Court rules against Jefferson
In a short statement late Wednesday afternoon, Circuit Court Judge Jack Meigs put an end to what many consider just round one of the legal battle between former Selma Superintendent of Education Dr. Donald Jefferson and the Selma City School Board.
Wednesday, Meigs issued a ruling dismissing the case against the school board in which Jefferson, and his attorney’s claimed, the board violated Alabama’s Open Meetings Act when it amended agendas, called special meetings and ultimately terminated Jefferson’s contract on Oct. 26.
“Based on the evidence submitted and the arguments the Court finds that the Plaintiff [Jefferson] has wholly failed to prove any violation of the Open Meetings Act,” Meigs wrote in his ruling. “The Court hereby enters judgment in favor of the Defendants [school board] and against the Plaintiff.”

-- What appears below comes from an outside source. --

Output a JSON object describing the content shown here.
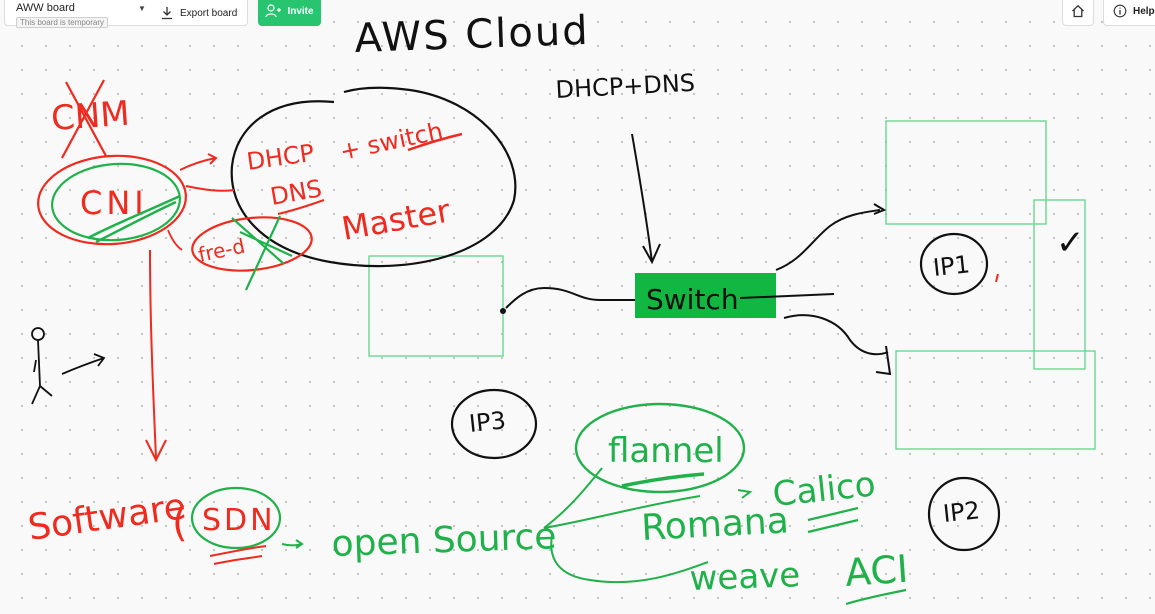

The termination stemmed from a report read in an Oct. 13 meeting, where school board attorney Katy Campbell detailed how Jefferson reportedly entered into a contract — and continued a contract — with student and faculty evaluation company named STI against the wishes of the school board.
During the Oct. 13 meeting, board member Frank Chestnut asked the board to amend the agenda for what he called “research,” which later proved to be Campbell’s report.
Once that report was read, Chestnut made a motion the board place Jefferson on paid leave, pending the outcome of a termination hearing that was later scheduled for Oct. 25.
On Oct. 25, three members of the school board — a majority — convened a termination hearing that consisted hours of statements and testimony. In the early hours of Oct. 26, the three board members — Chestnut, Holland Powell and Brenda Randolph Obomanu — voted to terminate Jefferson’s contract.
This all led to Jefferson filing suit in circuit court, with the case going before Meigs on Feb. 14.
Even in apparent defeat, Jefferson attorney Terry Davis said this does not slow any future legal action and may have actually strengthened their case.
Davis said the hearing required board members to “actually take the stand and answer questions under oath.”
Davis, late Wednesday night, said they plan to amend their case with Meigs as soon as tomorrow, adding additional claims and suits against the school board and the three individual members who voted to terminate Jefferson.
Phone calls left with board attorney Campbell were not returned.